In Jordaan, the "big four" incumbents have a different opponent. As an insider, he knows the ins and outs of the sector, as well as its strengths and weaknesses.
Jordaan tells us how his Bank Zero plans to find its space in what’s becoming a crowded sector.
FM: What has changed in SA to make it easier for you to launch a new bank?
Launching a bank has been anything but easy. The first challenge has been assembling a small team of highly competent people. The regulatory application process was based on a rigorous application of global standards. Technological challenges ranged from having adequate disaster recovery to installing the latest encryption.
The Prudential Authority, housed in the SA Reserve Bank, has adopted a pro-competitive and pro-consumer stance by allowing challenger banks to take on the incumbents.
FM: What advantage will you have over more established banks?
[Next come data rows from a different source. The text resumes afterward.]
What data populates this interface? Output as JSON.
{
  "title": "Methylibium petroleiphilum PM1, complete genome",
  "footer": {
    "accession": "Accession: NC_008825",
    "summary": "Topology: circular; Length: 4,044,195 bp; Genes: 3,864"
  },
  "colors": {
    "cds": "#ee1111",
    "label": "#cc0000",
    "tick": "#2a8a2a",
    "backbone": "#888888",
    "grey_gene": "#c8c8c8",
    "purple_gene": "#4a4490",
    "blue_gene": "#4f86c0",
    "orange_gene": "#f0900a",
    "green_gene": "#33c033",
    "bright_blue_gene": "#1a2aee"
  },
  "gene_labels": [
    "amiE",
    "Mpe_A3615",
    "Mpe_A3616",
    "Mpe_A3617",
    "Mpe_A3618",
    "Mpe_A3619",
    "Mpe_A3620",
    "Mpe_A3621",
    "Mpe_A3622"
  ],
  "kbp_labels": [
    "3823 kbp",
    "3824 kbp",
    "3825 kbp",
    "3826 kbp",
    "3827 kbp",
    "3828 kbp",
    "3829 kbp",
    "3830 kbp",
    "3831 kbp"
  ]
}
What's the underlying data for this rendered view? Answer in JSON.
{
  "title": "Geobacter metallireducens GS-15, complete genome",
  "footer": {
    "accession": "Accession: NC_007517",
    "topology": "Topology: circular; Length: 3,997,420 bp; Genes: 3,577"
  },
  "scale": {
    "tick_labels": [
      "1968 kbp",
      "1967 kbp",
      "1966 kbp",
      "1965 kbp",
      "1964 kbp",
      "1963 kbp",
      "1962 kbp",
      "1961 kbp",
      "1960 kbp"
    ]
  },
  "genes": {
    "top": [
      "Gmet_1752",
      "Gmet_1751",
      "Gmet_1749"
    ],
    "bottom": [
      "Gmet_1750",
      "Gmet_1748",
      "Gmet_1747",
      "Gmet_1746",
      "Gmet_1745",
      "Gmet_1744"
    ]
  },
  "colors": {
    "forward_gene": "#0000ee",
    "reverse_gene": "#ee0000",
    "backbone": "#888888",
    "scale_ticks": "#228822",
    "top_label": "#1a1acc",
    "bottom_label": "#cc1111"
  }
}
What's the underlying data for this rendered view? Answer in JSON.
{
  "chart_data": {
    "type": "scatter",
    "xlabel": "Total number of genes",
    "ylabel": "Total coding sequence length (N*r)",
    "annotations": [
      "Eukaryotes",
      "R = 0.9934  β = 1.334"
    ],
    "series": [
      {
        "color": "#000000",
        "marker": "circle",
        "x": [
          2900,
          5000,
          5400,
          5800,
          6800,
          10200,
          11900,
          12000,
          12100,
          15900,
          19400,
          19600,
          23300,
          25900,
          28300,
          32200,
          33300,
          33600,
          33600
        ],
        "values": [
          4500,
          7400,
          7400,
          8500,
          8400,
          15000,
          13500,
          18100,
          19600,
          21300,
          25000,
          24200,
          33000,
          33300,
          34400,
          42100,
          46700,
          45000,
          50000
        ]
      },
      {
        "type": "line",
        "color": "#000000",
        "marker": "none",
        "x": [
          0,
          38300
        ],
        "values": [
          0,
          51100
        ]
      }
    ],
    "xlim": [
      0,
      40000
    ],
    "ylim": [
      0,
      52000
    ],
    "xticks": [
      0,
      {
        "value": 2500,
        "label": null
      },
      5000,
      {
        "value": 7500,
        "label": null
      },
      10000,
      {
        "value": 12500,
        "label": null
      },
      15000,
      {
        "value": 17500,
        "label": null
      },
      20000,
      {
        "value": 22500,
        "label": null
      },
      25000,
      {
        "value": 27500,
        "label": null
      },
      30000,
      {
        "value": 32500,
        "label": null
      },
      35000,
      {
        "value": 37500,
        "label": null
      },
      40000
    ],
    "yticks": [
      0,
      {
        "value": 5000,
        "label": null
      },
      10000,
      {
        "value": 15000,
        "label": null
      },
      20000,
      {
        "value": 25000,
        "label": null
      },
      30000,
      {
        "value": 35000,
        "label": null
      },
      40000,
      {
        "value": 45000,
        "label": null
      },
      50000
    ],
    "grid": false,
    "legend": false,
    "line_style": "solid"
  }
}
The major advantage that Bank Zero will have is that it was designed from first principles for the smartphone generation. Banking should be as easy as sending a WhatsApp or posting on Instagram. Being mobile-first, the team has been able to develop a range of new mobile banking services that will be revealed at our launch in mid-2019.
Bank Zero also benefits from leveraging the latest technology which is available at a significantly lower cost than the legacy systems of the main banks. Bank Zero will pass on these cost benefits to customers, in the form of lower or no fees.
FM: So what essential problem will Bank Zero solve?
South Africans save far too little. Bank Zero will enable consumers and businesses to save on bank fees while earning fair rates on interest on their deposits. The Bank Zero mobile banking functionality will also save time and paperwork, making banking intuitive for a smartphone user.
FM: Will you ever open physical branches?
The Bank Zero app has been designed to eliminate all paperwork or face-to-face interaction. We do not anticipate opening any branches as we would like to keep the cost structure very low. Customers do not need Facebook or Google branches, nor should they need banking branches.
FM: The established banks have deep pockets. Do you have enough resources to take them on?
We could never outspend any of the big banks, so we have to out-think and out-execute them.
We have huge respect for the big players and the SA banking system in general, so we realise it will not be an easy task to take them on. But it helps that we have a very low cost structure and no reliance on legacy income streams, so we will be able to provide more value to our customers.
FM: Is there enough business for you, the other new entrants and the established banks?
The fee income of the SA banking system is tens of billions of rands. Citi Research estimates that fees for retail payments are five times higher than for global banks. There is lots of opportunity for challenger banks to compete when fees are this high.